Als die Richterin gestern Teile des Obduktionsberichtes vorlas, setzte sich das junge Mädchen (11) Kopfhörer auf, um nichts hören zu müssen. Ihr Vater verließ weinend den Gerichtssaal. Fest steht: Selbst die beste medizinische Versorgung hat Sarah nicht mehr helfen können. Das Mädchen war am Unfallort bereits hirntod.

„Unsere Trauer ist grenzenlos. Noch heute laufen wir jeden Tag an einer geschlossenen Kinderzimmertür vorbei und trauen uns nicht, hinein zu gehen. Aber irgendwann werden wir das tun müssen.“

Emotionale Ausführungen, die im Gegensatz zum einstündigen und sachlichen Vortrag eines Geesthachter Dekra-Gutachters standen.

Technischer Defekt kann ausgeschlossen werden

Es ging um Geschwindigkeiten, Bremswege und die Fahrtüchtigkeit des 7,5-Tonners. Das Ergebnis: Ein technischer Defekt kann ausgeschlossen werden. Der Fahrer, der seinen Beruf nicht mehr ausüben kann und seit dem Unfall in psychologischer Behandlung ist, kam von der Straße ab, weil er zu schnell und abgelenkt war.

Nachdem er rund 400 Meter hinter dem Ortseingangsschild mit Tempo 76 bis 82 von der Straße abgekommen war, prallte er mit 60 bis 70 km/h in den Ampelmast. Wäre er vorschriftsmäßig 50 km/h gefahren, wäre der Lkw bei gleichem Unfallhergang zehn bis zwölf Meter vor der Ampel zum Stehen oder Liegen gekommen.

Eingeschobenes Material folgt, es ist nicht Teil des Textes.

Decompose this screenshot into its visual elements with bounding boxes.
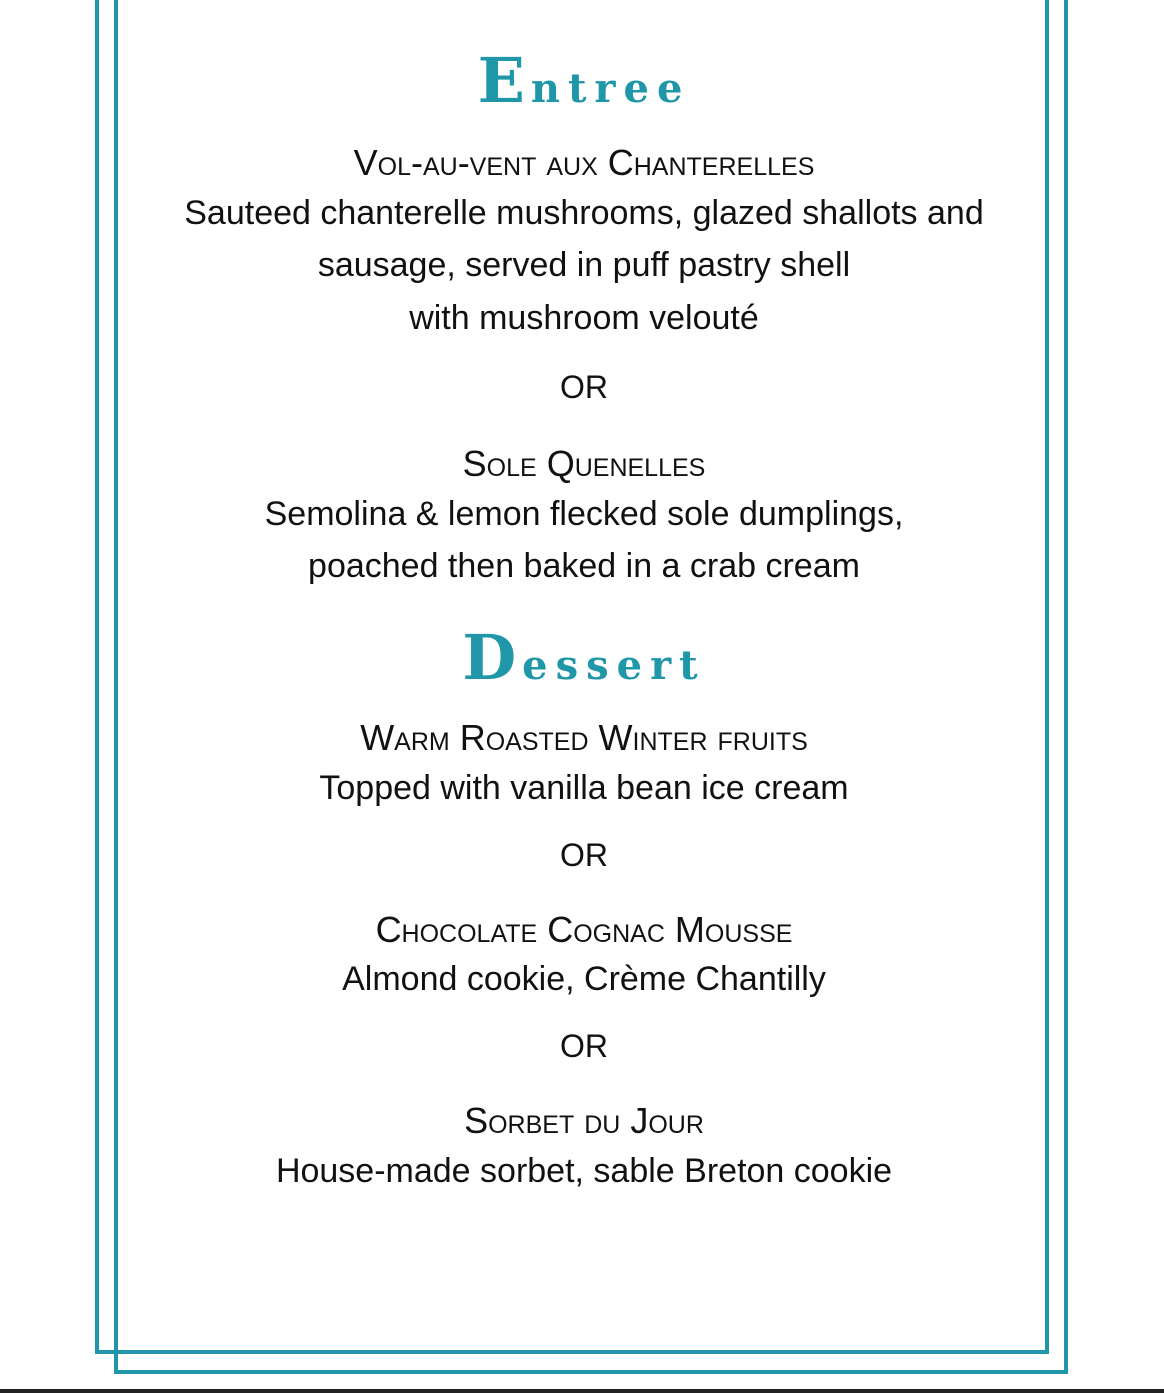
entree-title — [120, 44, 1048, 117]
dish-name-sorbet: Sorbet du Jour — [464, 1100, 704, 1141]
or-separator: OR — [560, 836, 608, 873]
dish-desc-line: with mushroom velouté — [409, 299, 759, 338]
dish-desc-line: Sauteed chanterelle mushrooms, glazed shallots and — [184, 193, 984, 232]
dish-name-chocolate-mousse: Chocolate Cognac Mousse — [375, 908, 793, 950]
dish-desc-line: Almond cookie, Crème Chantilly — [342, 960, 826, 999]
dish-name-winter-fruits: Warm Roasted Winter fruits — [360, 717, 808, 759]
dish-desc-line: poached then baked in a crab cream — [308, 547, 860, 586]
dish-desc-line: House-made sorbet, sable Breton cookie — [275, 1151, 893, 1190]
entree-title-rest: ntree — [530, 65, 691, 112]
dish-desc-line: Topped with vanilla bean ice cream — [319, 768, 849, 807]
entree-title-cap: E — [477, 44, 531, 117]
dish-name-sole-quenelles: Sole Quenelles — [462, 442, 706, 484]
or-separator: OR — [560, 1028, 608, 1064]
dessert-title-rest: essert — [522, 642, 706, 690]
dessert-title — [120, 621, 1048, 695]
bottom-divider — [0, 1389, 1164, 1393]
menu-content — [120, 40, 1048, 1197]
dish-desc-line: sausage, served in puff pastry shell — [317, 246, 851, 285]
dish-name-vol-au-vent: Vol-au-vent aux Chanterelles — [353, 142, 815, 183]
dish-desc-line: Semolina & lemon flecked sole dumplings, — [264, 494, 904, 533]
or-separator: OR — [560, 368, 608, 405]
dessert-title-cap: D — [462, 621, 523, 695]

Nicht geklärt werden konnte, wie der Fahrer reagiert hat, als sein Lkw von der Fahrbahn abkam. Bremsungen ließen sich nicht eindeutig nachweisen. Auch die vom Fahrer ausgesagte Gegenlenkung bestätigte ein Zeuge nicht. Er widersprach auch der Aussage des 53-Jährigen, im Verkehr mitgerollt und genauso schnell wie alle anderen gefahren zu sein: „Da waren keine Fahrzeuge vor ihm.“

Besondere Aufmerksamkeit widmete der Staatsanwalt der Frage, ob der Buchholzer, der die Unglücksstrecke zuvor schon mehr als 50-mal gefahren war, telefoniert hatte. Zwei Mobiltelefone hatte die Polizei am Unfallort sichergestellt. Telefonate konnten jedoch nicht nachgewiesen werden. Unter anderem, weil das Landeskriminalamt bei den Telefonanbietern 14 Tage später Verbindungsdaten anforderte, diese aber nur sieben Tage gespeichert werden.

Die schwere Frage nach der Schuld und dem Strafmaß

Am Ende blieb die Frage, mit welchem Strafmaß man ein Unglück bemisst, das nicht vorsätzlich herbeigeführt wurde, sondern Folge einer Unaufmerksamkeit ist, die Sekundenbruchteile dauerte. Die Richterin schloss sich dem Plädoyer des Staatsanwalts an, der ein Jahr und drei Monate auf Bewährung gefordert hatte. Zudem verhängte sie 150 soziale Arbeitsstunden. Allen schien bewusst: Sowohl Familie Mäckel, als auch der Angeklagte haben lebenslänglich bekommen – in der Trauer und mit der Schuld.